Le projet naît modestement. En 2019, sous l’appellation « Quartiers propres », il concerne uniquement certains quartiers de Yaoundé. L’objectif est alors de sensibiliser les populations à l’entretien de leur environnement immédiat et de faire émerger une dynamique citoyenne autour de l’hygiène urbaine.

Mais très vite, l’initiative prend de l’ampleur. Dès 2020, le concours s’étend aux communes de Yaoundé, Douala et Limbé. Puis, à partir de 2021, les 360 communes du Cameroun sont appelées à entrer dans la compétition. Une montée en puissance progressive qui traduit la volonté du MINHDU de faire du concours un instrument national d’amélioration du cadre de vie.

Une vision devenue référence de l’action locale

Si le concours continue aujourd’hui de susciter autant d’intérêt, c’est parce qu’il repose sur une philosophie simple défendue par Célestine Ketcha Courtès depuis plusieurs années.
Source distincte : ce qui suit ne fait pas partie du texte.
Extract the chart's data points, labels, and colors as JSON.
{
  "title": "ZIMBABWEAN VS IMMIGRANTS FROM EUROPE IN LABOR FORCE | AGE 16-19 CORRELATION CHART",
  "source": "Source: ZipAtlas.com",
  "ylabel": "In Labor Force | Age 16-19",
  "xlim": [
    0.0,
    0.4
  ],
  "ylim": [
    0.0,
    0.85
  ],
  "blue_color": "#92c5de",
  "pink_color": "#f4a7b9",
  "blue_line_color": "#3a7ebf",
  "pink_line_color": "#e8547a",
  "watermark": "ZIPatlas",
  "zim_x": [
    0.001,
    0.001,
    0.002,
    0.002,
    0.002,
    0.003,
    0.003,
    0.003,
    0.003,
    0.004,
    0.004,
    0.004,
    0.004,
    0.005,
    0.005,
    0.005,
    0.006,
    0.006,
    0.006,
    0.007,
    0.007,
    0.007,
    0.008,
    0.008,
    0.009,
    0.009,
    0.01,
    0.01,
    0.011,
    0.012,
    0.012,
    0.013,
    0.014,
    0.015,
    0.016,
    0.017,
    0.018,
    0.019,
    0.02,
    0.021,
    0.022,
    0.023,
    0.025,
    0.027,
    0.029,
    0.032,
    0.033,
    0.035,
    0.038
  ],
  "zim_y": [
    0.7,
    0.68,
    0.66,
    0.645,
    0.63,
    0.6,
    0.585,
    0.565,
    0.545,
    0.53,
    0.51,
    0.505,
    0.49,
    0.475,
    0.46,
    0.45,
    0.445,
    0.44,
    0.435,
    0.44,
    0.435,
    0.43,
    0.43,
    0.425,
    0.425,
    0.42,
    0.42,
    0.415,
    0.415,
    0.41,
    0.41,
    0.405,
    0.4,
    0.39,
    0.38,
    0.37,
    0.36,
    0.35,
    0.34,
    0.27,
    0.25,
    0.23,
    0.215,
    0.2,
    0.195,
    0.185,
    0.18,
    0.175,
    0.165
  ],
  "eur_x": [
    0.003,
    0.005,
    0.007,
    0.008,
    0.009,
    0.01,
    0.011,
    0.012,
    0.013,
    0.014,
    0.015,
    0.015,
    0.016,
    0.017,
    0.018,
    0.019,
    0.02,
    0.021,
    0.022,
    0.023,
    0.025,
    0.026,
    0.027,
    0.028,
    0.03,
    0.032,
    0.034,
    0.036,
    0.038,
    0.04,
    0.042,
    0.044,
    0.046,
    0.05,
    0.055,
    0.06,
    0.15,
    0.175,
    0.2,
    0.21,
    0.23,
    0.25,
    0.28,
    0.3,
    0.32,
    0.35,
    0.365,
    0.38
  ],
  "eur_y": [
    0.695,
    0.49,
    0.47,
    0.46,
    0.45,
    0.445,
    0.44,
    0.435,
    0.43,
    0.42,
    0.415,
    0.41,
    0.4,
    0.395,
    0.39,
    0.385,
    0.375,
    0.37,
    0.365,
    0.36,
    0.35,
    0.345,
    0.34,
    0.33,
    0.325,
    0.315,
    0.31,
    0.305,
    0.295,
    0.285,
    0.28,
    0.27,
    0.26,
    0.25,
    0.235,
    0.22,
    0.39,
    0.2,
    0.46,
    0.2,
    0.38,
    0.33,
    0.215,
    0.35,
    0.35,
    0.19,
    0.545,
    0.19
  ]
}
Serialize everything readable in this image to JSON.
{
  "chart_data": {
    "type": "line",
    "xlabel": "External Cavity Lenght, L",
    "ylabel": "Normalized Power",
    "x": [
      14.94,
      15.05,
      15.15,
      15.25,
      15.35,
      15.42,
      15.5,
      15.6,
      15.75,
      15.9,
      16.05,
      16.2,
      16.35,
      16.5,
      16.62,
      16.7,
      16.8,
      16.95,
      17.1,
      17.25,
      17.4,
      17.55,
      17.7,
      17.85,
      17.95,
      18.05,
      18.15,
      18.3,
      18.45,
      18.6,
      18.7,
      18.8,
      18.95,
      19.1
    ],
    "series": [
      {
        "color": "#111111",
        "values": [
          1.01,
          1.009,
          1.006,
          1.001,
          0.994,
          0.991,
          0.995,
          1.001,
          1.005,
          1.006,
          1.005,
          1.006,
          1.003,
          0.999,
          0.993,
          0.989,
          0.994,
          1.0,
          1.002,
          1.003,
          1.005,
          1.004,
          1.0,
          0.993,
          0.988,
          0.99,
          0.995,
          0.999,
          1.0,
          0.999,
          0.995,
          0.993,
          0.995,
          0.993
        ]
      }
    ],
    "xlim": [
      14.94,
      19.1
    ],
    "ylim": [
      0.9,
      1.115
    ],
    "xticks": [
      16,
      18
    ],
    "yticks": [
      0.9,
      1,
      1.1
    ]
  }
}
Pour la ministre, l’assainissement des villes ne peut pas être uniquement l’affaire de l’Etat ou des entreprises de collecte des déchets. Il doit devenir une responsabilité partagée entre les communes, les autorités administratives, les chefs traditionnels, les associations, les jeunes et les populations elles-mêmes.

Cette approche explique en grande partie le succès du programme. Là où beaucoup d’initiatives publiques reposent exclusivement sur les administrations, « Villes propres » mise sur la participation collective et la compétition positive entre collectivités.

Au fil des éditions, plusieurs communes ont fait de cette compétition un véritable moteur de transformation locale. Les opérations de nettoyage, de curage des caniveaux, d’embellissement des espaces publics ou encore de sensibilisation citoyenne ne sont plus seulement organisées à l’approche des évaluations. Elles tendent progressivement à s’inscrire dans la durée.

Les résultats observés ces dernières années illustrent cette dynamique. Limbé, Ebolowa, Yaoundé V, Garoua II, Bertoua Ier ou encore Nkongsamba Ier figurent parmi les collectivités qui ont progressivement fait du concours un levier de mobilisation populaire et d’amélioration du cadre urbain.

Au-delà des récompenses financières, la véritable réussite du projet réside peut-être ailleurs.  Le concours a réussi à faire de la propreté un sujet de fierté locale.

Une initiative qui prend de la valeur avec le temps

L’un des faits les plus remarquables reste que le concours semble gagner en crédibilité au fil des années au lieu de s’essouffler.

Les critères d’évaluation se sont progressivement affinés. La propreté visible des rues ne suffit plus. Sont également pris en compte l’entretien des établissements scolaires, des marchés, des formations sanitaires, la gestion des déchets, l’existence d’équipements d’assainissement, l’entretien des cours d’eau, la lutte contre les maladies liées à l’insalubrité ainsi que le niveau d’implication des populations.

Cette rigueur a permis au concours de dépasser le simple cadre symbolique pour devenir un véritable outil d’évaluation des politiques locales d’assainissement.

La reconnaissance internationale commence elle aussi à suivre cette évolution. En novembre 2024, l’expérience camerounaise du concours « Villes propres » a été présentée dans le cadre du Forum Urbain Mondial soutenu par ONU-Habitat, comme illustration d’une démarche favorisant la participation citoyenne dans l’amélioration du cadre de vie urbain.

Et dans un contexte où les villes camerounaises font face à des défis croissants liés à l’urbanisation, cette évolution constitue sans doute l’une des raisons pour lesquelles « Villes propres » continue, année après année, de mobiliser davantage de communes, de populations et d’acteurs locaux autour d’un même objectif.

RELATED ARTICLES

LAISSER UN COMMENTAIRE

S'il vous plaît entrez votre commentaire!
S'il vous plaît entrez votre nom ici

- Advertisment -
Couverture du magazine Ça Presse N011, Août 2025

Most Popular

Recent Comments

error: Content is protected !!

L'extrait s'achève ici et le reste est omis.